Lei ha scritto che con Merkel e Macron più deboli, Draghi può essere un nuovo punto di equilibrio in Europa. È solo o i partiti di governo possono aiutarlo?
Per come siamo messi oggi in Italia, l’appoggio dei partiti non serve a niente. Draghi può confidare soltanto sul proprio prestigio personale, quello di una figura autorevolissima in Europa. I partiti potrebbero ostacolarlo, ma non hanno nessun interesse a farlo. E gli eurobond sono un tema che può piacere anche ai sovranisti.
L’europeismo del Pd è lo stesso di Draghi?
Assolutamente no. Per il Pd tutto ciò che fa o ha fatto l’Unione Europea va bene. L’europeismo di Draghi è pragmatico, va alle cose e tenta di cambiarle quando non vanno.
Entreranno in conflitto?
No. L’europeismo del Pd è superato da Draghi, ma il Pd non ha nessun motivo per ostacolare il capo del governo.
Lei ha auspicato che Draghi arrivi fino al 2023 perché le riforme da fare sono enormi. Questo vuol dire due cose: che Draghi è fuori dalla corsa per il Colle e che si può ipotizzare una proroga di Mattarella. È corretto?

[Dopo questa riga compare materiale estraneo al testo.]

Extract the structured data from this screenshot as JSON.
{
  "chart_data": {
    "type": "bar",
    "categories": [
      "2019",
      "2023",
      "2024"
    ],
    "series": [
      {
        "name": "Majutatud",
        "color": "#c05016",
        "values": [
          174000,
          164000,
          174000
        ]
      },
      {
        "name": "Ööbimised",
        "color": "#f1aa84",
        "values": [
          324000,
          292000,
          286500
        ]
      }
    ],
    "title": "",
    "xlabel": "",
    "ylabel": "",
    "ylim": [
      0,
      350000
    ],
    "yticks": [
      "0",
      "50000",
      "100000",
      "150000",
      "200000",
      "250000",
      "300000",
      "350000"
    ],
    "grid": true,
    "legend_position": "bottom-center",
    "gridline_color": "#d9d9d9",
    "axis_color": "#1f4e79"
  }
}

Se da qui a ottobre il governo avrà preso una buona velocità di crociera mediante vaccinazioni, Recovery e riforme come fisco, Pa, infrastrutture, e se farà cose percepite dai cittadini, mi pare difficile che Draghi possa lasciare tutto per andare al Quirinale. Ovviamente non ho informazioni al riguardo.
E lato partiti?
Idem, perché se le cose funzionano, il governo Draghi diventa un grande volano di rilegittimazione per tutto il sistema politico. A quel punto arrivare al ’23 non parrebbe così fuori dalla realtà.
Sulla proroga di Mattarella?
Fino ad oggi Mattarella ha escluso il reincarico e occorre tenerne conto. Oltre, per ora, è impossibile vedere.